Paysages Écrits n°28
Octobre 2017
par Murielle Compère-Demarcy
« Paysages
écrits… revue vraie… » n°28 vient en cet automne 2017 nous ouvrir ses
pages d’octobre, -« incise ou les
poignards volants » (1996) de Philippe Boutibonnes en 1ère
de couverture.
Valérie Canat de Chizy nous retient
par ses poèmes d’écriture pariétale, sur le bord du monde à franchir et
déchiffrer, entre ses éclairages créatifs souterrains (« la grotte est tapissée de silhouettes et d’ombres », la lampe des mots
portée sur les parois du monde par la présence des femmes (la grotte résonne
« de leurs entrailles ») et
le Dehors tapissé de fleurs ; entre surface et eaux profondes (l’odyssée
de nos corps-âmes soufflés en glissements-noyades de poisson sirène) ;
entre nos regards surfant sur les eldorado de nos complaisances et la réalité
(« la face cachée du monde »),
parfois sordide, de « ce que l’on ne
veut pas voir » ; … le poème est ici une sonde, lâchant la Faux,
pour trouver la Terre d’où fertiliser l’Enfance.
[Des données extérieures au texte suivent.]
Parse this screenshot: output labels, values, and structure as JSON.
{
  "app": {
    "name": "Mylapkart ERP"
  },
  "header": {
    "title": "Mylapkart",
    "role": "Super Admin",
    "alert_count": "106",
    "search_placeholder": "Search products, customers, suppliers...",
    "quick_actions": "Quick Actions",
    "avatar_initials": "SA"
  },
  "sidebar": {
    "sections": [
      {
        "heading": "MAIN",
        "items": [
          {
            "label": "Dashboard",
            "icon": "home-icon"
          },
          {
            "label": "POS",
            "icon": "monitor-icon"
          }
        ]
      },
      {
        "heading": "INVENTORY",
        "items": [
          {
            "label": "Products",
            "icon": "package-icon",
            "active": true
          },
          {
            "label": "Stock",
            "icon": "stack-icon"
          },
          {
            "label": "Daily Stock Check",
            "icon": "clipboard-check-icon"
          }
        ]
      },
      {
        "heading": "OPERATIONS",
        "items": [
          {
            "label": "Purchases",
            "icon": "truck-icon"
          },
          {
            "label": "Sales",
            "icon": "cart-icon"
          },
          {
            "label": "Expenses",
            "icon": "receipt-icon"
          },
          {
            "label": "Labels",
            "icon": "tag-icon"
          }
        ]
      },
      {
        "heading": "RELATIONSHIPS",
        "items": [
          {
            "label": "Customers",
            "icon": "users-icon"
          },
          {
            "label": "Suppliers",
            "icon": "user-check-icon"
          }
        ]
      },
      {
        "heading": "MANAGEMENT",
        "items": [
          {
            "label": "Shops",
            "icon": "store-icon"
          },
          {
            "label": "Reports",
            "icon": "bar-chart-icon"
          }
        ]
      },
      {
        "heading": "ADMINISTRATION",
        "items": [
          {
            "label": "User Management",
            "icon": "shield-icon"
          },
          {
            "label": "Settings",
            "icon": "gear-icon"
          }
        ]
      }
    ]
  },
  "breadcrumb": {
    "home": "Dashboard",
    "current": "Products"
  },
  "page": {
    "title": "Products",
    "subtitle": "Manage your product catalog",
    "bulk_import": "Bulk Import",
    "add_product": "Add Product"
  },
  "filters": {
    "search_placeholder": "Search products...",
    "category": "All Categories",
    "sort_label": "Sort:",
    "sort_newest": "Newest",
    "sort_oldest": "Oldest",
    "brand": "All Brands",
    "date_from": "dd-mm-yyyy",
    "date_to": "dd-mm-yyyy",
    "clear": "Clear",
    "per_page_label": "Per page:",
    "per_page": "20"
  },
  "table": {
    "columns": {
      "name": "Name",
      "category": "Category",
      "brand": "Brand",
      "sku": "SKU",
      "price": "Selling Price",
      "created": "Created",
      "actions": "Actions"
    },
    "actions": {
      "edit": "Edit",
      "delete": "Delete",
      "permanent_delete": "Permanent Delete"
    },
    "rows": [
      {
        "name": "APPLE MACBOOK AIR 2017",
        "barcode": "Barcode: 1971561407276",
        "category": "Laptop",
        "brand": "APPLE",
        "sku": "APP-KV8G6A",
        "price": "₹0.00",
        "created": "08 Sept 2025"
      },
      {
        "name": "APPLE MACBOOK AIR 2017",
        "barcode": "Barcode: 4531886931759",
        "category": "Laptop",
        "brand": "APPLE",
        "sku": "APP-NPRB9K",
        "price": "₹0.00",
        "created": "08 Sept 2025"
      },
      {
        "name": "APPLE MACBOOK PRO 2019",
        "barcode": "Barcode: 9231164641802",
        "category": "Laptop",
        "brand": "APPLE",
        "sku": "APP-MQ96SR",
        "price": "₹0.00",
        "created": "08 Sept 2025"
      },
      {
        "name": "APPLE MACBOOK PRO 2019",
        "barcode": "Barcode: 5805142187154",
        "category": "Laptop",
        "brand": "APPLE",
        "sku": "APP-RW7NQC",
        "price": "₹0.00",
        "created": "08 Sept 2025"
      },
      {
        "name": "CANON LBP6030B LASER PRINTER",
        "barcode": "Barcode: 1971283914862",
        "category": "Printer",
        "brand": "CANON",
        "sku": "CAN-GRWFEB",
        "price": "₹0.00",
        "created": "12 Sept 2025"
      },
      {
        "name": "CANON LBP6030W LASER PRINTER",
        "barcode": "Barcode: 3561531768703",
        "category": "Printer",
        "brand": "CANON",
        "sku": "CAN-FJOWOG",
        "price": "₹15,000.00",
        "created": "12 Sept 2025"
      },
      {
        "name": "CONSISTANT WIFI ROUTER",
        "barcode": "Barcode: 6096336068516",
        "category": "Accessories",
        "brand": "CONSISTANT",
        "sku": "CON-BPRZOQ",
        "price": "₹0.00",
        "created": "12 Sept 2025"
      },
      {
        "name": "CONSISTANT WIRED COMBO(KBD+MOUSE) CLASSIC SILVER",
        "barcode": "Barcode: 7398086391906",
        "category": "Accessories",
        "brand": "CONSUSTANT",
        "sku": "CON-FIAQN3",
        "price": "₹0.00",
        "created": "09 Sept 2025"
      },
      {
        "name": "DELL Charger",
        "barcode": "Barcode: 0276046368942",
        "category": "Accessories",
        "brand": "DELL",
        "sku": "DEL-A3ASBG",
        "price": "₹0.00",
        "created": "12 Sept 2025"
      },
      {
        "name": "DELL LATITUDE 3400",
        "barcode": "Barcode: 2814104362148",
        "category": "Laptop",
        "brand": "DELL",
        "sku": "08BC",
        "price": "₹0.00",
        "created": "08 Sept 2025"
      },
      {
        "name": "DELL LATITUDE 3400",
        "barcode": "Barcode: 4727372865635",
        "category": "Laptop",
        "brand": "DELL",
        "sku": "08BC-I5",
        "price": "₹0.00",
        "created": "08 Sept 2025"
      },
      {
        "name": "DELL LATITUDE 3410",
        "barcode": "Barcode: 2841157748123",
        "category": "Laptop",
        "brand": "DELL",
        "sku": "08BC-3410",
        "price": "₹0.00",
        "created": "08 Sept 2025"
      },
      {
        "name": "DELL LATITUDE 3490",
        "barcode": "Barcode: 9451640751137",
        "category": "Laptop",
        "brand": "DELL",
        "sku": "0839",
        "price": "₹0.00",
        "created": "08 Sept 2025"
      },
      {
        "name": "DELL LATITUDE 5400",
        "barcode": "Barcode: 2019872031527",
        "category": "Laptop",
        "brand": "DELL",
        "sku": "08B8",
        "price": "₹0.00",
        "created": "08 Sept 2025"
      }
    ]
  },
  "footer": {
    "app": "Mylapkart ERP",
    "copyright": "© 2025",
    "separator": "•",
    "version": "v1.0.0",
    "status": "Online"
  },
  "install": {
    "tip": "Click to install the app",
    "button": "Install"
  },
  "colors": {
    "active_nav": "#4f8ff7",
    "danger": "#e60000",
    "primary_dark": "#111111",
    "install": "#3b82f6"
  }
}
François Bordes nous plonge
dans l’incandescence du « regard
sous l’écorce » dont l’Œil du peintre redonne sève et lumière, entre
fantasmagories du réel et réel énigmatique. La transfiguration poétique passe
par l’élucidation des rêves, à mains courantes dans le sang des rêves-fossiles
pour les animer de nouveau dans le feu de fraîcheur du futur, pont tendu vers
l’étincelle de l’au-delà, depuis les empreintes nostalgiques jusqu’au vivier des
poissons volants du présent. Les mots signent ces passages de lumière dans le
cheminement du temps.
Florent Toniello décrypte
« le trac ordinaire » où « la
peau est une croûte terrestre sous laquelle
/ la tectonique des plaques se déchaîne ».
Fabiana
Bartuccelli écrit à Sanda Voïca depuis Prague une lettre des Colchiques, que chacun(e) aimerait
recevoir, un jour, au bord de la vie ou de l’abîme, attaché(e) à rechercher des
reflets d’argent sur la langue et l’inaudible des choses, dans le puits perdu,
« dans le tout-néant de ce feu »,
« comme une vibration de quelque corde, parmi le
bourdonnement des
abeilles »
(abeilles
abimées / bâillonnées hors les alvéoles de miel de la vie par le pollen stérile
des Hommes de fiel)
Christian Viguié nous emporte
dans « la couleur du ciel »,
où le paysage sans la pensée ouvre des fenêtres d’air et de fluidité, d’où le
ciel vibre, s’envole, aussi réel qu’un horizon pur « au milieu des mystères des choses ».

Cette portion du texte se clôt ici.